‘Vampire’ skeleton found in Polish cemetery by archaeologists

‘Vampire’ skeleton found in Polish cemetery by archaeologists

Spread the love

In an unusual discovery this week, the remains of a female ‘vampire’ were unearthed at a cemetery in south Poland.

Researchers from the Nicolaus Copernicus University in Torun, came across the remains of a woman with a sickle around her neck and a triangular padlock on her foot at a gravesite, in a small village in Pien near Krakow.

According to ancient myths, the farming tool was supposed to prevent those who had died, from returning from the dead.

Magdalena Zagrodzka, who represented the research team, said the human remains also had a silk headdress, which was woven with gold or silver thread, meaning the unnamed woman was young and of high social class. While the padlock and sickle, are linked to 17th-century superstitions, that most likely mean she would have been accused of supernatural crimes. Or for just standing out.
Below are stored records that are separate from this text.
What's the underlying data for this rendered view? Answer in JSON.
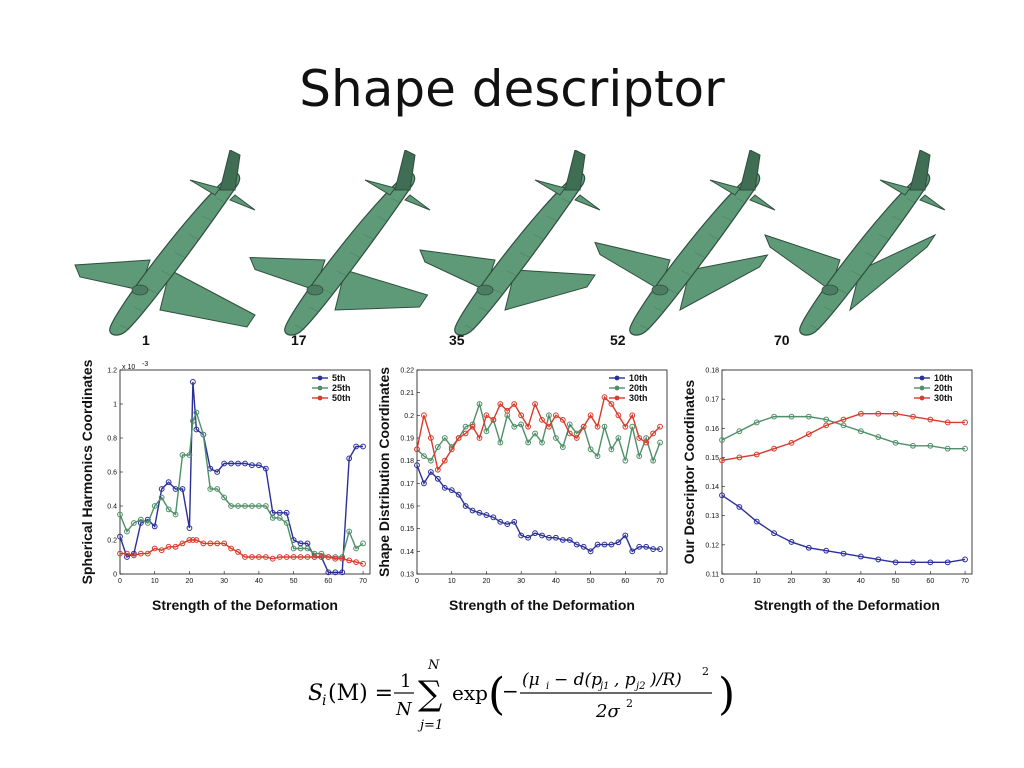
{
  "slide": {
    "title": "Shape descriptor"
  },
  "planes": {
    "labels": [
      "1",
      "17",
      "35",
      "52",
      "70"
    ],
    "fill_color": "#5f9a78",
    "wing_deflection": [
      0,
      0.25,
      0.5,
      0.75,
      1.0
    ]
  },
  "formula": {
    "lhs": "S",
    "lhs_sub": "i",
    "lhs_arg": "(M) =",
    "frac_num": "1",
    "frac_den": "N",
    "sum_top": "N",
    "sum_bottom": "j=1",
    "exp": "exp",
    "inner_num": "(μ",
    "inner_num_rest": "− d(p",
    "inner_num_rest2": ", p",
    "inner_num_rest3": ")/R)",
    "sub_i": "i",
    "sub_j1": "j1",
    "sub_j2": "j2",
    "sq": "2",
    "inner_den": "2σ",
    "minus": "−"
  },
  "chart_data": [
    {
      "type": "line",
      "xlabel": "Strength of the Deformation",
      "ylabel": "Spherical Harmonics Coordinates",
      "scale_note": "x 10",
      "scale_exp": "-3",
      "xlim": [
        0,
        72
      ],
      "ylim": [
        0,
        1.2
      ],
      "xticks": [
        0,
        10,
        20,
        30,
        40,
        50,
        60,
        70
      ],
      "yticks": [
        0,
        0.2,
        0.4,
        0.6,
        0.8,
        1,
        1.2
      ],
      "ytick_labels": [
        "0",
        "0.2",
        "0.4",
        "0.6",
        "0.8",
        "1",
        "1.2"
      ],
      "legend": "top-right",
      "series": [
        {
          "name": "5th",
          "color": "#2b2f9a",
          "x": [
            0,
            2,
            4,
            6,
            8,
            10,
            12,
            14,
            16,
            18,
            20,
            21,
            22,
            24,
            26,
            28,
            30,
            32,
            34,
            36,
            38,
            40,
            42,
            44,
            46,
            48,
            50,
            52,
            54,
            56,
            58,
            60,
            62,
            64,
            66,
            68,
            70
          ],
          "values": [
            0.22,
            0.1,
            0.12,
            0.3,
            0.32,
            0.28,
            0.5,
            0.54,
            0.5,
            0.5,
            0.27,
            1.13,
            0.85,
            0.82,
            0.62,
            0.6,
            0.65,
            0.65,
            0.65,
            0.65,
            0.64,
            0.64,
            0.62,
            0.36,
            0.36,
            0.36,
            0.2,
            0.18,
            0.18,
            0.1,
            0.1,
            0.01,
            0.01,
            0.01,
            0.68,
            0.75,
            0.75
          ]
        },
        {
          "name": "25th",
          "color": "#4f8f68",
          "x": [
            0,
            2,
            4,
            6,
            8,
            10,
            12,
            14,
            16,
            18,
            20,
            21,
            22,
            24,
            26,
            28,
            30,
            32,
            34,
            36,
            38,
            40,
            42,
            44,
            46,
            48,
            50,
            52,
            54,
            56,
            58,
            60,
            62,
            64,
            66,
            68,
            70
          ],
          "values": [
            0.35,
            0.25,
            0.3,
            0.32,
            0.3,
            0.4,
            0.45,
            0.38,
            0.35,
            0.7,
            0.7,
            0.9,
            0.95,
            0.82,
            0.5,
            0.5,
            0.45,
            0.4,
            0.4,
            0.4,
            0.4,
            0.4,
            0.4,
            0.33,
            0.33,
            0.3,
            0.15,
            0.15,
            0.15,
            0.12,
            0.12,
            0.1,
            0.1,
            0.1,
            0.25,
            0.15,
            0.18
          ]
        },
        {
          "name": "50th",
          "color": "#d93a2b",
          "x": [
            0,
            2,
            4,
            6,
            8,
            10,
            12,
            14,
            16,
            18,
            20,
            21,
            22,
            24,
            26,
            28,
            30,
            32,
            34,
            36,
            38,
            40,
            42,
            44,
            46,
            48,
            50,
            52,
            54,
            56,
            58,
            60,
            62,
            64,
            66,
            68,
            70
          ],
          "values": [
            0.12,
            0.12,
            0.11,
            0.12,
            0.12,
            0.15,
            0.14,
            0.16,
            0.16,
            0.18,
            0.2,
            0.2,
            0.2,
            0.18,
            0.18,
            0.18,
            0.18,
            0.15,
            0.13,
            0.1,
            0.1,
            0.1,
            0.1,
            0.09,
            0.1,
            0.1,
            0.1,
            0.1,
            0.1,
            0.1,
            0.1,
            0.1,
            0.09,
            0.09,
            0.08,
            0.07,
            0.06
          ]
        }
      ]
    },
    {
      "type": "line",
      "xlabel": "Strength of the Deformation",
      "ylabel": "Shape Distribution Coordinates",
      "xlim": [
        0,
        72
      ],
      "ylim": [
        0.13,
        0.22
      ],
      "xticks": [
        0,
        10,
        20,
        30,
        40,
        50,
        60,
        70
      ],
      "yticks": [
        0.13,
        0.14,
        0.15,
        0.16,
        0.17,
        0.18,
        0.19,
        0.2,
        0.21,
        0.22
      ],
      "ytick_labels": [
        "0.13",
        "0.14",
        "0.15",
        "0.16",
        "0.17",
        "0.18",
        "0.19",
        "0.2",
        "0.21",
        "0.22"
      ],
      "legend": "top-right",
      "series": [
        {
          "name": "10th",
          "color": "#2b2f9a",
          "x": [
            0,
            2,
            4,
            6,
            8,
            10,
            12,
            14,
            16,
            18,
            20,
            22,
            24,
            26,
            28,
            30,
            32,
            34,
            36,
            38,
            40,
            42,
            44,
            46,
            48,
            50,
            52,
            54,
            56,
            58,
            60,
            62,
            64,
            66,
            68,
            70
          ],
          "values": [
            0.178,
            0.17,
            0.175,
            0.172,
            0.168,
            0.167,
            0.165,
            0.16,
            0.158,
            0.157,
            0.156,
            0.155,
            0.153,
            0.152,
            0.153,
            0.147,
            0.146,
            0.148,
            0.147,
            0.146,
            0.146,
            0.145,
            0.145,
            0.143,
            0.142,
            0.14,
            0.143,
            0.143,
            0.143,
            0.144,
            0.147,
            0.14,
            0.142,
            0.142,
            0.141,
            0.141
          ]
        },
        {
          "name": "20th",
          "color": "#4f8f68",
          "x": [
            0,
            2,
            4,
            6,
            8,
            10,
            12,
            14,
            16,
            18,
            20,
            22,
            24,
            26,
            28,
            30,
            32,
            34,
            36,
            38,
            40,
            42,
            44,
            46,
            48,
            50,
            52,
            54,
            56,
            58,
            60,
            62,
            64,
            66,
            68,
            70
          ],
          "values": [
            0.185,
            0.182,
            0.18,
            0.186,
            0.19,
            0.186,
            0.19,
            0.195,
            0.196,
            0.205,
            0.193,
            0.198,
            0.188,
            0.2,
            0.195,
            0.196,
            0.188,
            0.192,
            0.188,
            0.2,
            0.19,
            0.186,
            0.196,
            0.192,
            0.195,
            0.185,
            0.182,
            0.195,
            0.185,
            0.19,
            0.18,
            0.195,
            0.182,
            0.19,
            0.18,
            0.188
          ]
        },
        {
          "name": "30th",
          "color": "#d93a2b",
          "x": [
            0,
            2,
            4,
            6,
            8,
            10,
            12,
            14,
            16,
            18,
            20,
            22,
            24,
            26,
            28,
            30,
            32,
            34,
            36,
            38,
            40,
            42,
            44,
            46,
            48,
            50,
            52,
            54,
            56,
            58,
            60,
            62,
            64,
            66,
            68,
            70
          ],
          "values": [
            0.185,
            0.2,
            0.19,
            0.176,
            0.18,
            0.185,
            0.19,
            0.192,
            0.195,
            0.19,
            0.2,
            0.198,
            0.205,
            0.202,
            0.205,
            0.2,
            0.195,
            0.205,
            0.198,
            0.195,
            0.2,
            0.198,
            0.192,
            0.19,
            0.195,
            0.2,
            0.195,
            0.208,
            0.205,
            0.2,
            0.195,
            0.2,
            0.19,
            0.188,
            0.192,
            0.195
          ]
        }
      ]
    },
    {
      "type": "line",
      "xlabel": "Strength of the Deformation",
      "ylabel": "Our Descriptor Coordinates",
      "xlim": [
        0,
        72
      ],
      "ylim": [
        0.11,
        0.18
      ],
      "xticks": [
        0,
        10,
        20,
        30,
        40,
        50,
        60,
        70
      ],
      "yticks": [
        0.11,
        0.12,
        0.13,
        0.14,
        0.15,
        0.16,
        0.17,
        0.18
      ],
      "ytick_labels": [
        "0.11",
        "0.12",
        "0.13",
        "0.14",
        "0.15",
        "0.16",
        "0.17",
        "0.18"
      ],
      "legend": "top-right",
      "series": [
        {
          "name": "10th",
          "color": "#2b2f9a",
          "x": [
            0,
            5,
            10,
            15,
            20,
            25,
            30,
            35,
            40,
            45,
            50,
            55,
            60,
            65,
            70
          ],
          "values": [
            0.137,
            0.133,
            0.128,
            0.124,
            0.121,
            0.119,
            0.118,
            0.117,
            0.116,
            0.115,
            0.114,
            0.114,
            0.114,
            0.114,
            0.115
          ]
        },
        {
          "name": "20th",
          "color": "#4f8f68",
          "x": [
            0,
            5,
            10,
            15,
            20,
            25,
            30,
            35,
            40,
            45,
            50,
            55,
            60,
            65,
            70
          ],
          "values": [
            0.156,
            0.159,
            0.162,
            0.164,
            0.164,
            0.164,
            0.163,
            0.161,
            0.159,
            0.157,
            0.155,
            0.154,
            0.154,
            0.153,
            0.153
          ]
        },
        {
          "name": "30th",
          "color": "#d93a2b",
          "x": [
            0,
            5,
            10,
            15,
            20,
            25,
            30,
            35,
            40,
            45,
            50,
            55,
            60,
            65,
            70
          ],
          "values": [
            0.149,
            0.15,
            0.151,
            0.153,
            0.155,
            0.158,
            0.161,
            0.163,
            0.165,
            0.165,
            0.165,
            0.164,
            0.163,
            0.162,
            0.162
          ]
        }
      ]
    }
  ]
}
“The sickle and padlock may have protected against the return of the deceased, which was probably feared. In this context, these practices can be considered so-called anti-vampiric,” Zagrodzka said.

The farming tool, placed with the blade on the neck, was believed to cut the head of the deceased, if they tried to ‘get up’.

A ‘vampire endemic’

Poland reported a ‘vampire endemic’ in the 17th century, with these type of practices being popular throughout the country.

Professor Dariusz Polinski, who worked on the research team, explains that “in addition to practices with a sickle, sometimes corpses were burned, smashed with stones or had their heads and legs cut off”.

The research team is planning further analysis at the cemetery, with the aid of new technology to be able to survey the area, with more researchers from the Institute of Archaeology at the University of Krakow conducting DNA testing on the remains, so as to learn more about the unnamed woman.

“Such a discovery, especially here in Poland, is astonishing, especially now — centuries later,” Polinski added. “Pure astonishment.”

But this is not the first such discovery in the country.

In 2014, archaeologists from the University of South Alabama also found six so-called ‘vampire skeletons’ at a cemetery in northwest Poland.